Un Mankiewicz mineur sera toujours meilleur que beaucoup des films hollywoodiens de la même époque, même s'il en possède certains travers et qu'il emprunte certains de leurs stéréotypes.
C'est bien pour çà que House of Strangers n'est qu'un Mankiewicz mineur, pour celui qui n'a pas encore appris a dynamiter les genres de l'intérieur , comme il saura le faire a l'apogée de son immense carrière.

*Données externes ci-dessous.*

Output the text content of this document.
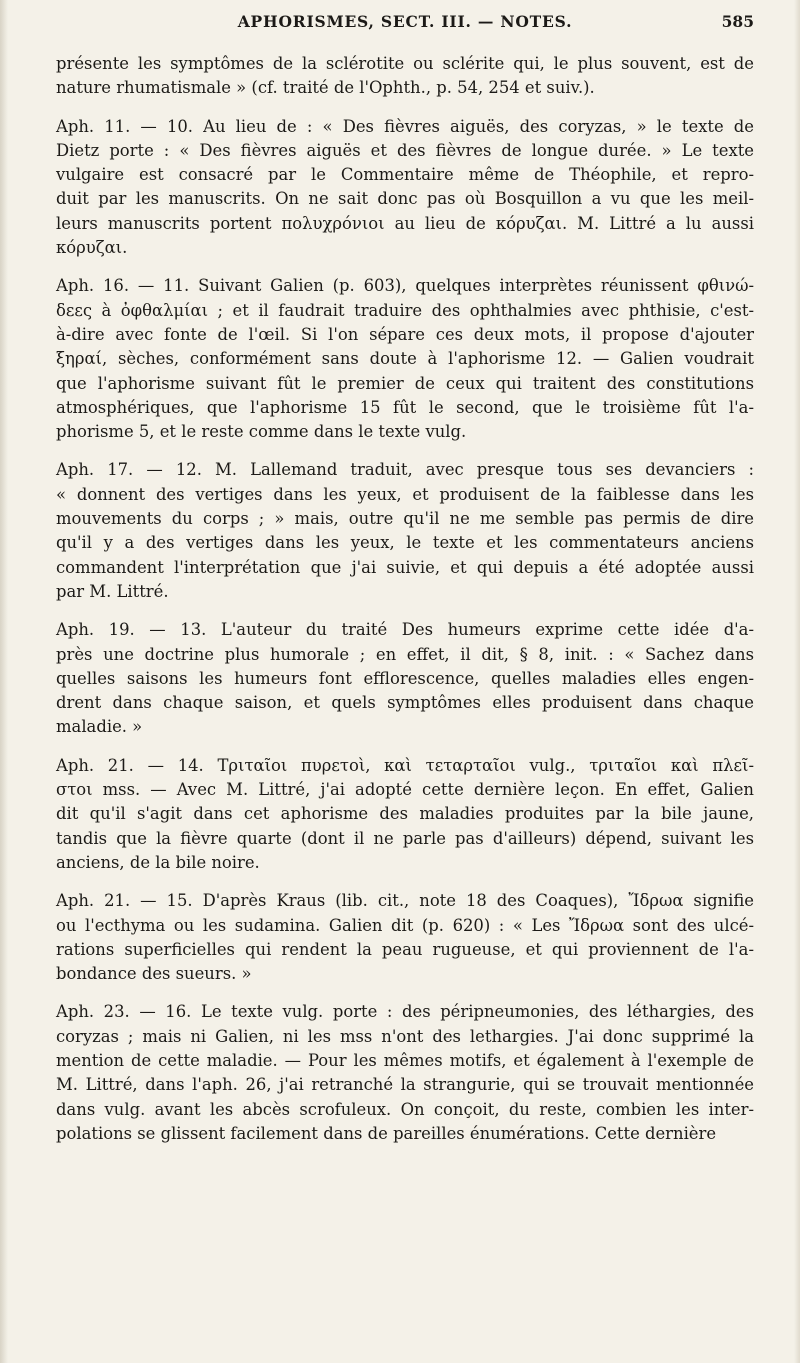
APHORISMES, SECT. III. — NOTES.	585
présente les symptômes de la sclérotite ou sclérite qui, le plus souvent, est de
nature rhumatismale » (cf. traité de l'Ophth., p. 54, 254 et suiv.).
Aph. 11. — 10. Au lieu de : « Des fièvres aiguës, des coryzas, » le texte de
Dietz porte : « Des fièvres aiguës et des fièvres de longue durée. » Le texte
vulgaire est consacré par le Commentaire même de Théophile, et repro-
duit par les manuscrits. On ne sait donc pas où Bosquillon a vu que les meil-
leurs manuscrits portent πολυχρόνιοι au lieu de κόρυζαι. M. Littré a lu aussi
κόρυζαι.
Aph. 16. — 11. Suivant Galien (p. 603), quelques interprètes réunissent φθινώ-
δεες à ὀφθαλμίαι ; et il faudrait traduire des ophthalmies avec phthisie, c'est-
à-dire avec fonte de l'œil. Si l'on sépare ces deux mots, il propose d'ajouter
ξηραί, sèches, conformément sans doute à l'aphorisme 12. — Galien voudrait
que l'aphorisme suivant fût le premier de ceux qui traitent des constitutions
atmosphériques, que l'aphorisme 15 fût le second, que le troisième fût l'a-
phorisme 5, et le reste comme dans le texte vulg.
Aph. 17. — 12. M. Lallemand traduit, avec presque tous ses devanciers :
« donnent des vertiges dans les yeux, et produisent de la faiblesse dans les
mouvements du corps ; » mais, outre qu'il ne me semble pas permis de dire
qu'il y a des vertiges dans les yeux, le texte et les commentateurs anciens
commandent l'interprétation que j'ai suivie, et qui depuis a été adoptée aussi
par M. Littré.
Aph. 19. — 13. L'auteur du traité Des humeurs exprime cette idée d'a-
près une doctrine plus humorale ; en effet, il dit, § 8, init. : « Sachez dans
quelles saisons les humeurs font efflorescence, quelles maladies elles engen-
drent dans chaque saison, et quels symptômes elles produisent dans chaque
maladie. »
Aph. 21. — 14. Τριταῖοι πυρετοὶ, καὶ τεταρταῖοι vulg., τριταῖοι καὶ πλεῖ-
στοι mss. — Avec M. Littré, j'ai adopté cette dernière leçon. En effet, Galien
dit qu'il s'agit dans cet aphorisme des maladies produites par la bile jaune,
tandis que la fièvre quarte (dont il ne parle pas d'ailleurs) dépend, suivant les
anciens, de la bile noire.
Aph. 21. — 15. D'après Kraus (lib. cit., note 18 des Coaques), Ἴδρωα signifie
ou l'ecthyma ou les sudamina. Galien dit (p. 620) : « Les Ἴδρωα sont des ulcé-
rations superficielles qui rendent la peau rugueuse, et qui proviennent de l'a-
bondance des sueurs. »
Aph. 23. — 16. Le texte vulg. porte : des péripneumonies, des léthargies, des
coryzas ; mais ni Galien, ni les mss n'ont des lethargies. J'ai donc supprimé la
mention de cette maladie. — Pour les mêmes motifs, et également à l'exemple de
M. Littré, dans l'aph. 26, j'ai retranché la strangurie, qui se trouvait mentionnée
dans vulg. avant les abcès scrofuleux. On conçoit, du reste, combien les inter-
polations se glissent facilement dans de pareilles énumérations. Cette dernière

La mise en scène montre, par bribes, quel grand styliste deviendra l'ami Joe : déjà fluide et élégante (mais encore un peu scolaire), elle est certes le plus souvent efficace mais hélas parfois maladroite et démonstrative (le passage au flashback est bien lourd par exemple) . Plus étonnant encore, les dialogues, le point fort de Mankiewicz, sont eux aussi parfois maladroits : je pense à l'effet trop appuyé du '' dialogue de sourds '' entre Conte et Robinson dans la scène du sauna. Mankiewicz n'a pas encore trouvé la recette de l'élégance suprême qui sera sa future marque de fabrique. Peut être la faute au scénario un peu grossier et convenu de Philip Yordan : la renonciation finale de Conte à sa vengeance est bien peu crédible et bien moins fine de ce que nous livrera Mankiewicz par la suite.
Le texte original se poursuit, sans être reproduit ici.